O candidato do PT à Prefeitura de Natal, deputado Fernando Mineiro, disse nesta quarta-feira (29), durante sabatina promovida pela Associação dos Auditores do Tesouro Municipal de Natal (Asan), que a capital potiguar dispõe de espaço para elevar a arrecadação dos tributos próprios.
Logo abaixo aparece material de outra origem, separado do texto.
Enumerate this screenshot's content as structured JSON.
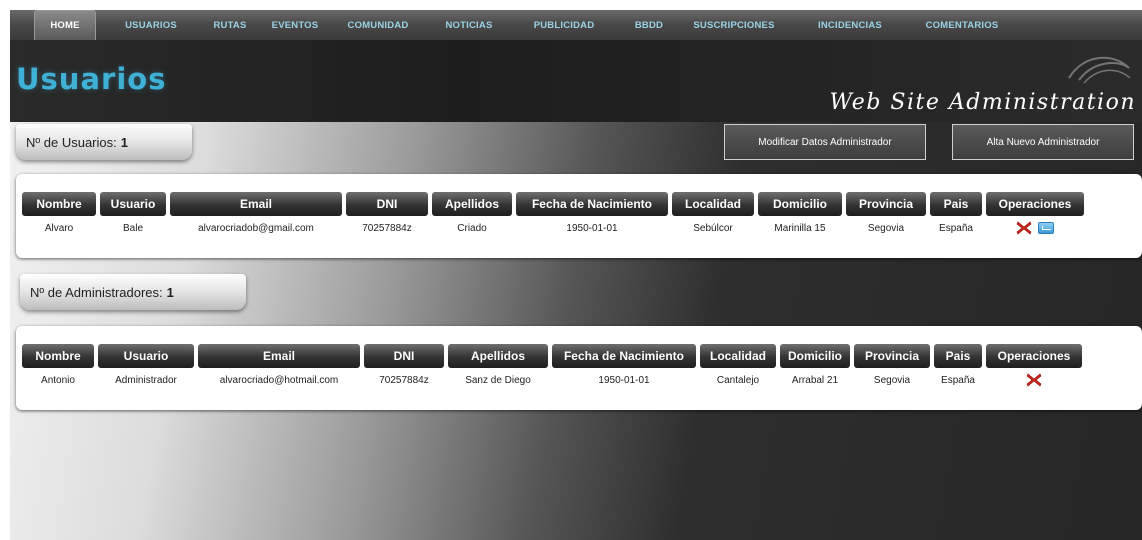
{
  "nav": {
    "items": [
      {
        "label": "HOME",
        "active": true
      },
      {
        "label": "USUARIOS"
      },
      {
        "label": "RUTAS"
      },
      {
        "label": "EVENTOS"
      },
      {
        "label": "COMUNIDAD"
      },
      {
        "label": "NOTICIAS"
      },
      {
        "label": "PUBLICIDAD"
      },
      {
        "label": "BBDD"
      },
      {
        "label": "SUSCRIPCIONES"
      },
      {
        "label": "INCIDENCIAS"
      },
      {
        "label": "COMENTARIOS"
      }
    ]
  },
  "header": {
    "title": "Usuarios",
    "subtitle": "Web Site Administration"
  },
  "users": {
    "count_label": "Nº de Usuarios:",
    "count_value": "1",
    "columns": [
      "Nombre",
      "Usuario",
      "Email",
      "DNI",
      "Apellidos",
      "Fecha de Nacimiento",
      "Localidad",
      "Domicilio",
      "Provincia",
      "Pais",
      "Operaciones"
    ],
    "rows": [
      [
        "Alvaro",
        "Bale",
        "alvarocriadob@gmail.com",
        "70257884z",
        "Criado",
        "1950-01-01",
        "Sebúlcor",
        "Marinilla 15",
        "Segovia",
        "España"
      ]
    ]
  },
  "admins": {
    "count_label": "Nº de Administradores:",
    "count_value": "1",
    "columns": [
      "Nombre",
      "Usuario",
      "Email",
      "DNI",
      "Apellidos",
      "Fecha de Nacimiento",
      "Localidad",
      "Domicilio",
      "Provincia",
      "Pais",
      "Operaciones"
    ],
    "rows": [
      [
        "Antonio",
        "Administrador",
        "alvarocriado@hotmail.com",
        "70257884z",
        "Sanz de Diego",
        "1950-01-01",
        "Cantalejo",
        "Arrabal 21",
        "Segovia",
        "España"
      ]
    ]
  },
  "buttons": {
    "modify_admin": "Modificar Datos Administrador",
    "new_admin": "Alta Nuevo Administrador"
  },
  "colors": {
    "title_accent": "#3fb0d6",
    "nav_text": "#9bd2e6",
    "delete_red": "#d0241c"
  },
  "icons": {
    "delete": "delete-x-icon",
    "edit": "mail-icon"
  }
}
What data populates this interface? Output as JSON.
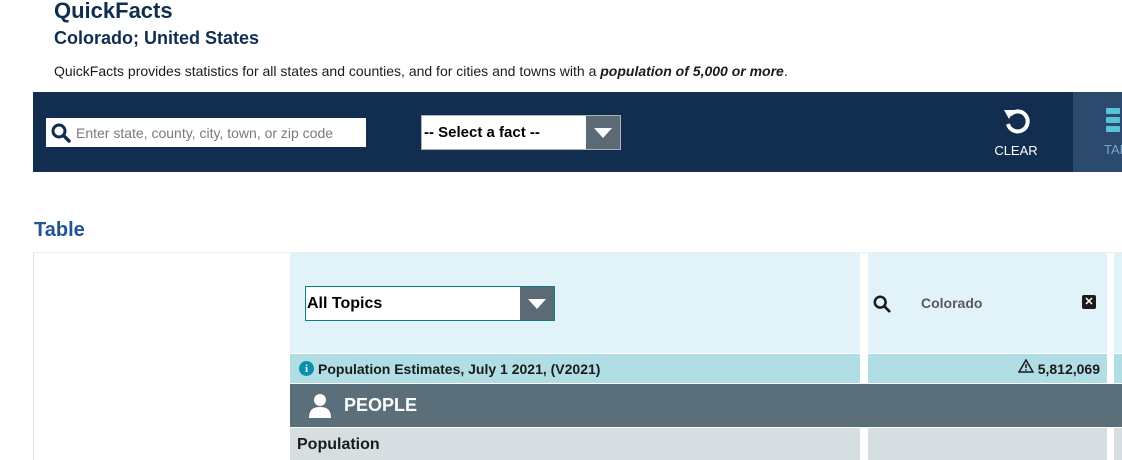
{
  "header": {
    "title": "QuickFacts",
    "subtitle": "Colorado; United States",
    "intro_text": "QuickFacts provides statistics for all states and counties, and for cities and towns with a ",
    "intro_emphasis": "population of 5,000 or more",
    "intro_end": "."
  },
  "toolbar": {
    "search_placeholder": "Enter state, county, city, town, or zip code",
    "fact_select": "-- Select a fact --",
    "clear_label": "CLEAR",
    "table_label": "TABLE"
  },
  "section": {
    "title": "Table"
  },
  "table": {
    "topics_select": "All Topics",
    "column_header": "Colorado",
    "rows": [
      {
        "label": "Population Estimates, July 1 2021, (V2021)",
        "value": "5,812,069"
      }
    ],
    "category": "PEOPLE",
    "subcategory": "Population"
  },
  "colors": {
    "navy": "#112e51",
    "light_blue": "#e1f3f8",
    "row_blue": "#b1dde4",
    "category_gray": "#5b6f7a",
    "subcategory_gray": "#d6dee1"
  }
}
Segundo ele, isso pode ser feito por meio de um conjunto de ações que modernize a máquina, combata o desperdício e a corrupção e viabilize, entre outras coisas, o recolhimento racional de IPTU e demais impostos.

Mineiro fez um breve relato sobre o plano de Governo que dispõe para Natal e assegurou que, quando eleito, desenvolverá ações planejadas e articuladas com o Governo Federal, para fazer crescer a receita e aumentar a capacidade de investimento do município.

Para isso, afirmou que é necessário impulsionar as políticas tributárias. Mas segundo Mineiro, isso somente será possível através de uma gestão democrática e comprometida que, entre outras coisas, amplie a capacidade gerencial do município, valorize os servidores e execute uma atualização tributária fiscal.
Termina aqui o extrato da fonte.